Closed-top water bottle or travel mug for your favorite beverage. Open containers are banned from lab because they are dangerous when we're wearing VR headsets!

Computer ("CPU + GPU"). You don't need peripherals or an HMD, just the main case. We'll have on hand many DK2s, Google Cardboard holders (without the phones), and limited Rift and Vive virtual reality head-mounted displays. I'll also provide monitors, keyboards and mice (although you may prefer your own), ethernet cables, power cables, etc. You can probably run a DK2 off a powerful laptop with HDMI output, although a desktop computer is ideal. There are three available development machines in the lab and one demo-only machine.

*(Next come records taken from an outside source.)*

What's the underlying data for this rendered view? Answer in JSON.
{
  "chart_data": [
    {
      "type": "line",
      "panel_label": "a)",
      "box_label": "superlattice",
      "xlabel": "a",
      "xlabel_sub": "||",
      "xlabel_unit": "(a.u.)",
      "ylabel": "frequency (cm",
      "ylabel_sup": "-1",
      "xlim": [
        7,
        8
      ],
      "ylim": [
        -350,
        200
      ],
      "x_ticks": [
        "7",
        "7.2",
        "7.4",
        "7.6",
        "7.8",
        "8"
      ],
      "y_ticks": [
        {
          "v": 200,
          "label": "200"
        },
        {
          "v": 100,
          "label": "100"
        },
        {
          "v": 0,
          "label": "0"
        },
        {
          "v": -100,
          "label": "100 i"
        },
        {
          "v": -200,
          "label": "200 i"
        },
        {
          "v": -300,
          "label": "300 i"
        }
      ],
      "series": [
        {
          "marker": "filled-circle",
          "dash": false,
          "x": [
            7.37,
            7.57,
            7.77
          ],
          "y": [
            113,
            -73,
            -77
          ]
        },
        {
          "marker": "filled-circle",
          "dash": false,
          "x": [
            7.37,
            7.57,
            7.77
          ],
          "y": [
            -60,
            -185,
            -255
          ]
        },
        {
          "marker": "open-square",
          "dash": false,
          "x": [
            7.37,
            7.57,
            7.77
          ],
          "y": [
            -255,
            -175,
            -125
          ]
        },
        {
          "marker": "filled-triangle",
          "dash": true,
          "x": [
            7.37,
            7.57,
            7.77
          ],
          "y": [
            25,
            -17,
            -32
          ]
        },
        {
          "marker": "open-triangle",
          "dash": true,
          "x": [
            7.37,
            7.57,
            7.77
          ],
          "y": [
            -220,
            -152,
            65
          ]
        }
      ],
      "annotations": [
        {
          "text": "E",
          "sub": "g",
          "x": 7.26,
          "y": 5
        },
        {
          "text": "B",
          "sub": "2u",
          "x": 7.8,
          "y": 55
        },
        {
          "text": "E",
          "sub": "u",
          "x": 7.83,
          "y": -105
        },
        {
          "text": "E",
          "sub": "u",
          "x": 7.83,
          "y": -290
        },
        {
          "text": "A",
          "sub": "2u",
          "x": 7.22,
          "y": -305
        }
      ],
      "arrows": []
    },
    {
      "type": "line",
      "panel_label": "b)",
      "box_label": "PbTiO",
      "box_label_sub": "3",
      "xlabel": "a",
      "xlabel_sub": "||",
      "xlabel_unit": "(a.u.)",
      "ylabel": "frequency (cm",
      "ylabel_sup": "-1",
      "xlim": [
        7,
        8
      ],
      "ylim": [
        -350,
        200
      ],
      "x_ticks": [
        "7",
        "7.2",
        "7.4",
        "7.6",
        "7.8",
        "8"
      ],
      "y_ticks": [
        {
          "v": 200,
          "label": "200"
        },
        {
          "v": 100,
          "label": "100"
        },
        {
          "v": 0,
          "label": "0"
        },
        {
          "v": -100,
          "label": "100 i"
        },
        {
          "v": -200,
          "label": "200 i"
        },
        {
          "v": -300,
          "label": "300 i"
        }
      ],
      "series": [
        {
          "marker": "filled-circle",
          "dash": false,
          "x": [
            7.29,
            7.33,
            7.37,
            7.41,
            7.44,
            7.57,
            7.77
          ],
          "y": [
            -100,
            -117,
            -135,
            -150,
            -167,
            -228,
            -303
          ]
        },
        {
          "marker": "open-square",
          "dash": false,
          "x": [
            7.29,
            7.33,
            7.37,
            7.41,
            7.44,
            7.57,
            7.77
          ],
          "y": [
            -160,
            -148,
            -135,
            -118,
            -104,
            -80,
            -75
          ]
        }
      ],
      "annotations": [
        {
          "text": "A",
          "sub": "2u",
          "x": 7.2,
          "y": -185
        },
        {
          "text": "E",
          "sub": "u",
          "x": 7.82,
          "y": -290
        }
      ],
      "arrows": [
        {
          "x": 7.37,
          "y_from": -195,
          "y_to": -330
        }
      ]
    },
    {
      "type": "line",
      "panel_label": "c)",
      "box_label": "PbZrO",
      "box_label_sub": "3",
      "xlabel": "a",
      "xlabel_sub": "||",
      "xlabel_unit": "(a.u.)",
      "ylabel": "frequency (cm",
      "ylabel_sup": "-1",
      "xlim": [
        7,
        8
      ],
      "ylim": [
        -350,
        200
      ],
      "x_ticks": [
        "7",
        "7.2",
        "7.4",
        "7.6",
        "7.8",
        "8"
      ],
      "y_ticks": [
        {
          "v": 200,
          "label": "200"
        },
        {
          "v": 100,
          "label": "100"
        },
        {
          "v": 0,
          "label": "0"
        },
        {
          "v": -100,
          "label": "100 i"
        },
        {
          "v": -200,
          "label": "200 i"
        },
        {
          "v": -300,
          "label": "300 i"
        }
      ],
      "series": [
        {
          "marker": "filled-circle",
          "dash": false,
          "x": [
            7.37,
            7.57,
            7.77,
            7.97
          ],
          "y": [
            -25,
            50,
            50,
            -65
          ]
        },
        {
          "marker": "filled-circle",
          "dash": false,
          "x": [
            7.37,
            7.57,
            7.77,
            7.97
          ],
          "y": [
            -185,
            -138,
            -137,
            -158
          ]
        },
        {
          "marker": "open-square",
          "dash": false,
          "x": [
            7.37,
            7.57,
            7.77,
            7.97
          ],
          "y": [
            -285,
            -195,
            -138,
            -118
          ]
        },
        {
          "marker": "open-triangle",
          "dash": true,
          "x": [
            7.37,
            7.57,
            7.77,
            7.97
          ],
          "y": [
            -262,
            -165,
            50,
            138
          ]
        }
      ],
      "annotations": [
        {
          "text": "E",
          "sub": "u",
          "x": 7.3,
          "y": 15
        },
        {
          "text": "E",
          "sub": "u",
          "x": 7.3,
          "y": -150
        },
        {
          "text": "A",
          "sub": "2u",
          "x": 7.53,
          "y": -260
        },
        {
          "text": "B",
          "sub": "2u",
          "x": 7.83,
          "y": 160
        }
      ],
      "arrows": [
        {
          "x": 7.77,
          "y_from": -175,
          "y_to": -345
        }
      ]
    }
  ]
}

Headphones (ideally with a long cord). Audio is a powerful effect in VR...as is music for programming without distraction in a big room. Plus, especially if you're using in-ear buds, you don't really want to be sharing headphones with everyone at the jam. We usually play "hacker" industrial/EDM background music in the lab at low volume to set the tone for jams, and you may want to block that out as well if you prefer Bach to The Matrix soundtrack.

Motion sickness is an occupational hazard of VR development, since while you're developing you're going to put yourself into a lot of not-quite-working environments such as spinning rooms and high-latency tracking. I'll provide ginger chews (scientifically shown to be the most effective preventative for many people), Bonine, ibuprofen, aspirin, and assorted other over-the-counter medicines. If you have a favorite or prescription remedy, bring your own.

You may want to bring a gamepad. I have four wired Xbox360 controllers and one wireless controller. That's enough for every team to have one, but if you end up designing a multiplayer experience or like to use a gamepad in the editor it would help to have a few more on hand.